While Düsener expects the number of closed loops in use to proliferate, he does not see an estimate of the eventual number as a useful metric so much as keeping the automation vision in mind. In access, for example, the plan is to create a base-site configuration algorithm that the operator will use, unaltered, to configure all sites. Configuration and replication, not customisation, is the aim, although, as he says, “You’re never finished with optimisation.”

Being stateless

In the core, most of Swisscom’s systems that serve customers are virtualised with a few dedicated appliances still in use and a few cloud-native installations. “The next lever really would be 5GSA,” Düsener says, but in the meantime, the operator manages virtual packet and voice cores on its private telco cloud, but it is already working on “the next big step” with public cloud hyperscaler, AWS.

Düsener says, “I want to be able to deploy AWS not only as an outpost in my data centre, I want to be able to deploy real cloud native public cloud, not private cloud. Yes, this means a certain level of security and privacy, but more importantly, telco workloads aren’t cloud native today because they are session based, whereas being cloud native means you don’t have a state.

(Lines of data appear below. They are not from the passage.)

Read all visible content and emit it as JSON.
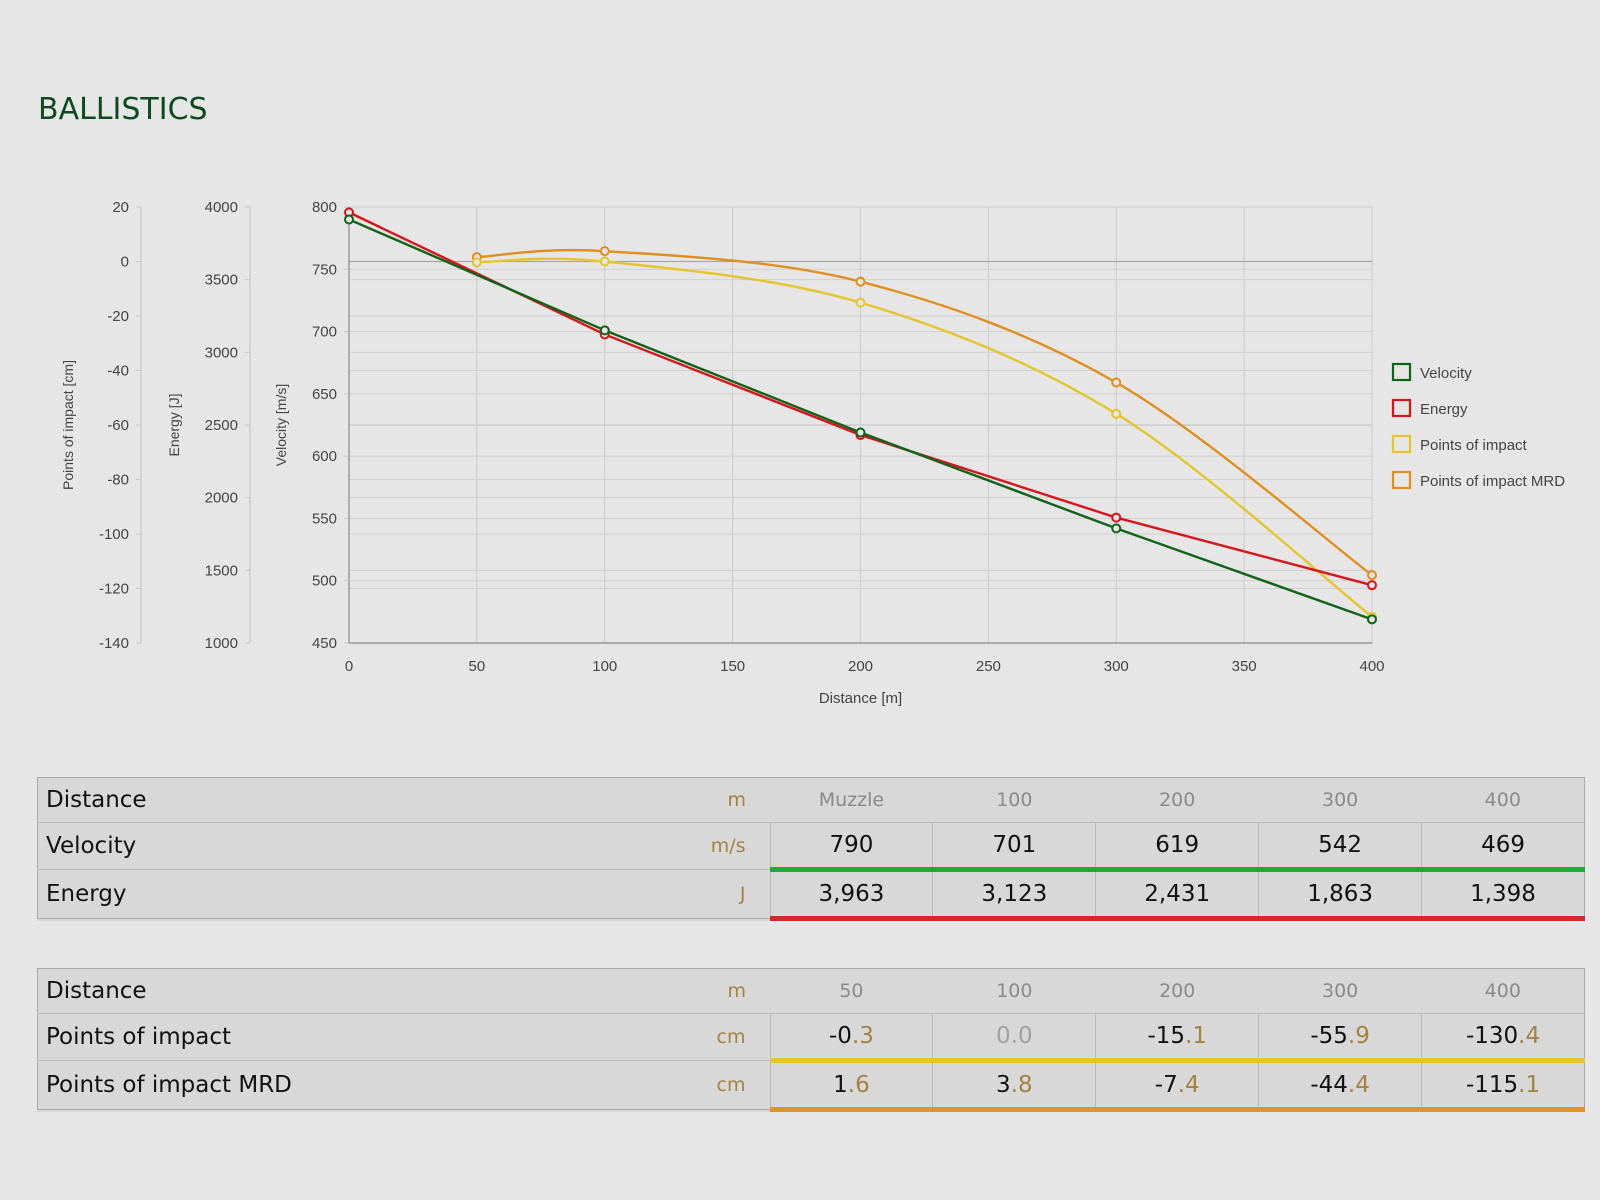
{
  "page": {
    "title": "BALLISTICS"
  },
  "colors": {
    "velocity": "#0f6316",
    "energy": "#d8141a",
    "poi": "#e6c52b",
    "poi_mrd": "#e28d1c",
    "velocity_bar": "#20a935",
    "energy_bar": "#d8252a",
    "poi_bar": "#e6c52b",
    "poi_mrd_bar": "#e59423",
    "unit": "#a5823e",
    "title": "#0b4a1e"
  },
  "chart_data": {
    "type": "line",
    "xlabel": "Distance [m]",
    "xlim": [
      0,
      400
    ],
    "x_ticks": [
      0,
      50,
      100,
      150,
      200,
      250,
      300,
      350,
      400
    ],
    "grid": true,
    "legend_position": "right",
    "axes": [
      {
        "id": "poi",
        "label": "Points of impact [cm]",
        "range": [
          -140,
          20
        ],
        "ticks": [
          20,
          0,
          -20,
          -40,
          -60,
          -80,
          -100,
          -120,
          -140
        ]
      },
      {
        "id": "energy",
        "label": "Energy [J]",
        "range": [
          1000,
          4000
        ],
        "ticks": [
          4000,
          3500,
          3000,
          2500,
          2000,
          1500,
          1000
        ]
      },
      {
        "id": "velocity",
        "label": "Velocity [m/s]",
        "range": [
          450,
          800
        ],
        "ticks": [
          800,
          750,
          700,
          650,
          600,
          550,
          500,
          450
        ]
      }
    ],
    "series": [
      {
        "name": "Velocity",
        "axis": "velocity",
        "color_key": "velocity",
        "smooth": false,
        "x": [
          0,
          100,
          200,
          300,
          400
        ],
        "y": [
          790,
          701,
          619,
          542,
          469
        ]
      },
      {
        "name": "Energy",
        "axis": "energy",
        "color_key": "energy",
        "smooth": false,
        "x": [
          0,
          100,
          200,
          300,
          400
        ],
        "y": [
          3963,
          3123,
          2431,
          1863,
          1398
        ]
      },
      {
        "name": "Points of impact",
        "axis": "poi",
        "color_key": "poi",
        "smooth": true,
        "x": [
          50,
          100,
          200,
          300,
          400
        ],
        "y": [
          -0.3,
          0.0,
          -15.1,
          -55.9,
          -130.4
        ]
      },
      {
        "name": "Points of impact MRD",
        "axis": "poi",
        "color_key": "poi_mrd",
        "smooth": true,
        "x": [
          50,
          100,
          200,
          300,
          400
        ],
        "y": [
          1.6,
          3.8,
          -7.4,
          -44.4,
          -115.1
        ]
      }
    ]
  },
  "tables": [
    {
      "header": {
        "label": "Distance",
        "unit": "m",
        "cols": [
          "Muzzle",
          "100",
          "200",
          "300",
          "400"
        ]
      },
      "rows": [
        {
          "label": "Velocity",
          "unit": "m/s",
          "bar": "green",
          "cells": [
            {
              "int": "790",
              "frac": ""
            },
            {
              "int": "701",
              "frac": ""
            },
            {
              "int": "619",
              "frac": ""
            },
            {
              "int": "542",
              "frac": ""
            },
            {
              "int": "469",
              "frac": ""
            }
          ]
        },
        {
          "label": "Energy",
          "unit": "J",
          "bar": "red",
          "cells": [
            {
              "int": "3,963",
              "frac": ""
            },
            {
              "int": "3,123",
              "frac": ""
            },
            {
              "int": "2,431",
              "frac": ""
            },
            {
              "int": "1,863",
              "frac": ""
            },
            {
              "int": "1,398",
              "frac": ""
            }
          ]
        }
      ]
    },
    {
      "header": {
        "label": "Distance",
        "unit": "m",
        "cols": [
          "50",
          "100",
          "200",
          "300",
          "400"
        ]
      },
      "rows": [
        {
          "label": "Points of impact",
          "unit": "cm",
          "bar": "yellow",
          "cells": [
            {
              "int": "-0",
              "frac": ".3"
            },
            {
              "int": "0",
              "frac": ".0",
              "muted": true
            },
            {
              "int": "-15",
              "frac": ".1"
            },
            {
              "int": "-55",
              "frac": ".9"
            },
            {
              "int": "-130",
              "frac": ".4"
            }
          ]
        },
        {
          "label": "Points of impact MRD",
          "unit": "cm",
          "bar": "orange",
          "cells": [
            {
              "int": "1",
              "frac": ".6"
            },
            {
              "int": "3",
              "frac": ".8"
            },
            {
              "int": "-7",
              "frac": ".4"
            },
            {
              "int": "-44",
              "frac": ".4"
            },
            {
              "int": "-115",
              "frac": ".1"
            }
          ]
        }
      ]
    }
  ]
}
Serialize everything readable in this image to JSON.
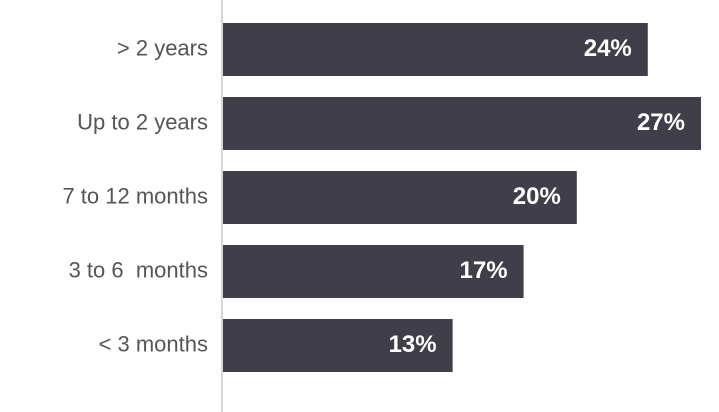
{
  "chart_data": {
    "type": "bar",
    "orientation": "horizontal",
    "categories": [
      "> 2 years",
      "Up to 2 years",
      "7 to 12 months",
      "3 to 6  months",
      "< 3 months"
    ],
    "values": [
      24,
      27,
      20,
      17,
      13
    ],
    "value_labels": [
      "24%",
      "27%",
      "20%",
      "17%",
      "13%"
    ],
    "color": "#403f49"
  }
}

“When most workloads are built on cloud-native principles, the changes are manifest because most big workloads and most types of workloads use layer 2 networks and public clouds use layer 3”. He adds, “Now almost all our workloads are stateful, so changing is not an easy task, but if there is no state and a certain network function is not behaving properly, you just kill it. You don’t have to take care of anything else, the environment, Kubernetes and so on, will re-instantiate to meet the need automatically, based on the defined end state.”

Düsener continues, “It’s not an easy design choice, but it is a design choice. This is what we’re driving with our partners, AWS and Ericsson, because that’s what will change the industry. We believe there will be a big, dramatic, positive impact on how we operate.”

Automating innovation

When will this major change happen? Düsener is not to be drawn into a precise answer about when he thinks this will be, saying, “Less than five years more than six months…I think it’s a typical hockey stick scenario; you need you need certain factors to be in place before the wheel starts to turn faster. At the moment, we’re not driving 5GSA because we’re waiting for that increase in wheel speed.”

He stresses, “The real revolution is under the hood [or bonnet, if you’re British] It’s not about faster networks or the next use case. We will see some business-critical communications coming up and so on, and there will be use cases because of new features that we couldn’t do in the past. But once we are able to automate further, to really apply software patterns to our industry, the speed of innovation will change dramatically.”